Micropayments dream, again? ;-) Didn't that failed every time it was tried?

------
Emore
"Google Cred" sounds a lot like what Recorded Future is up to (a company
which, it turns out, Google has invested in).

<https://www.recordedfuture.com/>

------
endtime
Klout is solving the cred/influence problem already. They're growing
remarkably fast.

------
KeithMajhor
I wish Google would turn on all it's dark fiber <[http://news.cnet.com/Google-
wants-dark-fiber/2100-1034_3-553...](http://news.cnet.com/Google-wants-dark-
fiber/2100-1034_3-5537392.html>). I'm tired of charter, the service is
terrible...

------
Ardit20
Predictions are hardly a problem. They are fun, we are wired to make them, we
have foresight so why not use it. The point when making a prediction is not to
be right, but to go through mental scenarios of possibilities based on the
present and try and make a rational decision based on that.
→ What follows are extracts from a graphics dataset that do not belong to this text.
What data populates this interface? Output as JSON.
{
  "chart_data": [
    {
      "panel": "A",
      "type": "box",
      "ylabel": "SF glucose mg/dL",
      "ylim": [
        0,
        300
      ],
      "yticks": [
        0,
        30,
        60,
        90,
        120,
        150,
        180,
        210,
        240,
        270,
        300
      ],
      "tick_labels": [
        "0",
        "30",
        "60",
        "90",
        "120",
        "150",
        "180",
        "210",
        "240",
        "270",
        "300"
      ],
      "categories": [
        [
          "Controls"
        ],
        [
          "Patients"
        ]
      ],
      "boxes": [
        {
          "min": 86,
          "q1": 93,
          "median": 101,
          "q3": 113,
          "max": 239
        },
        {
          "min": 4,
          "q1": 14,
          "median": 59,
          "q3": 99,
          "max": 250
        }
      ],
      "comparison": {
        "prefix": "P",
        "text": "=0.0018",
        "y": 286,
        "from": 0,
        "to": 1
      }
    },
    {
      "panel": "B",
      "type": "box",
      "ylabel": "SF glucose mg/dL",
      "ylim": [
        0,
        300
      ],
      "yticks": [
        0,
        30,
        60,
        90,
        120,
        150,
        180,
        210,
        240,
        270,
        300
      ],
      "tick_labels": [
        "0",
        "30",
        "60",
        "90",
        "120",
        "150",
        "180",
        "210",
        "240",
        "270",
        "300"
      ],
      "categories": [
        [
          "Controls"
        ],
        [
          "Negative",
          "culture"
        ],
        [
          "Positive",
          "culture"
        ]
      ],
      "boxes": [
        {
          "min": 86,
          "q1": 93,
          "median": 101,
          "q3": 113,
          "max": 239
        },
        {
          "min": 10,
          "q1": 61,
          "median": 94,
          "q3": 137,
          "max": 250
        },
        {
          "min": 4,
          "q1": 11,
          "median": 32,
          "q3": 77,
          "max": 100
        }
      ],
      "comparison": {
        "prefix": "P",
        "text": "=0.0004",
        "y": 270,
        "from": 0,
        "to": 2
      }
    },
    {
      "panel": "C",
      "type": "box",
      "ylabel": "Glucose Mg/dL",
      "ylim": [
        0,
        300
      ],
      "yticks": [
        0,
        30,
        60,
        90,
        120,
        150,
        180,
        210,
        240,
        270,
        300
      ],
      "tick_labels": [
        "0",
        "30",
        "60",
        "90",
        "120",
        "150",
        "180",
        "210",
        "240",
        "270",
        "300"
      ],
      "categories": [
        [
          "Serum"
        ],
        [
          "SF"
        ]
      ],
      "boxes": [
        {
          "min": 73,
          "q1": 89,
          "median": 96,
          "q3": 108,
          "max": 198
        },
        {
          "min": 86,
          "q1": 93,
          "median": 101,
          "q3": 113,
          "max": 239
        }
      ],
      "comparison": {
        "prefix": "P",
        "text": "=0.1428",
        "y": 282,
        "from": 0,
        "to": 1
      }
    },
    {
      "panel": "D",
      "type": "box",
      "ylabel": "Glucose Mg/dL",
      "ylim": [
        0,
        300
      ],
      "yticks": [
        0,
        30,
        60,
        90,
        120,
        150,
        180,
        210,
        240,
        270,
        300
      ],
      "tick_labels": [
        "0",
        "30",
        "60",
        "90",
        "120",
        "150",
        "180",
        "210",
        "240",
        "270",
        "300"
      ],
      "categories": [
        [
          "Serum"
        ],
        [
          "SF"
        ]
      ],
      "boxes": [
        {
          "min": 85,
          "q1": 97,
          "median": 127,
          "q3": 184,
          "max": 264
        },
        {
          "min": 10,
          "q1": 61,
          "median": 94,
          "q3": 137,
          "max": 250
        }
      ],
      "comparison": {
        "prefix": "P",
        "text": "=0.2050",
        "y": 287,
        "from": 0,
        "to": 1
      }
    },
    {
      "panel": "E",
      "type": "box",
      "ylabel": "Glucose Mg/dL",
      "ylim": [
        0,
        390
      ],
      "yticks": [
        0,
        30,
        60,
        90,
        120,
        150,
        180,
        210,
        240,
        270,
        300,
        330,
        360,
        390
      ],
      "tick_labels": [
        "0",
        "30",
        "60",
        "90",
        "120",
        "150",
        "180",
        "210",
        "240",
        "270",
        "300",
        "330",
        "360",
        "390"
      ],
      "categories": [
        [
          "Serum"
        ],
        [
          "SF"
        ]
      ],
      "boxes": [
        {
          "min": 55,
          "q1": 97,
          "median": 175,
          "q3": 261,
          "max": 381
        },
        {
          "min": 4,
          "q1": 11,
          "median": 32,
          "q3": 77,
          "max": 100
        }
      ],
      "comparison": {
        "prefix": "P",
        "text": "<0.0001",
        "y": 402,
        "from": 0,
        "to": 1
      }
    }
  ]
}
And, if someone made a correct prediction in the past, it does not mean he
will in the future. Life is great because amongst other things it can take you
by complete surprise.

Anyway, that hardly would be on the list of "problems". And google is mainly a
service provider than a tool maker. The main service which is search and
advertising both of which have plenty of problems which would significantly
improve people's life way above predictions. If they solve the many problems
of search I would be way happier than if they told me in some sort of big
brother way who said what when and why he was wrong and who is right and who
should I believe and...

Just keep your feet to the ground google. The world is not yours to occupy,
you know mighty empires have tried and failed. Just retain your focus if you
may.

As for the micro payments, I was doing some data analysis yesterday and it
does come to 0.5 cent per user from advertising revenue. So requesting micro
payments might be an annoyance by requiring logging in at all times, etc. Even
if the system was so as to not disturb me at all, I would rather not have to
pay 0.5 cent. It seems nothing of course, but god knows how many articles I
read a day. Especially since the web master hardly would gain much. It might
be perhaps a good idea to be an alternative for the user to choose a non ad
version of a site and pay 0.5c to do so. I doubt it would catch on though. The
internet wants to and needs to be free. Its popularity and usefulness is
dependent on the free consumption of information supported by advertising.

Now, google could of course lower the share it gets from ads on sites, I mean,
they have a really high profit margin and it is a little bit selfish of them.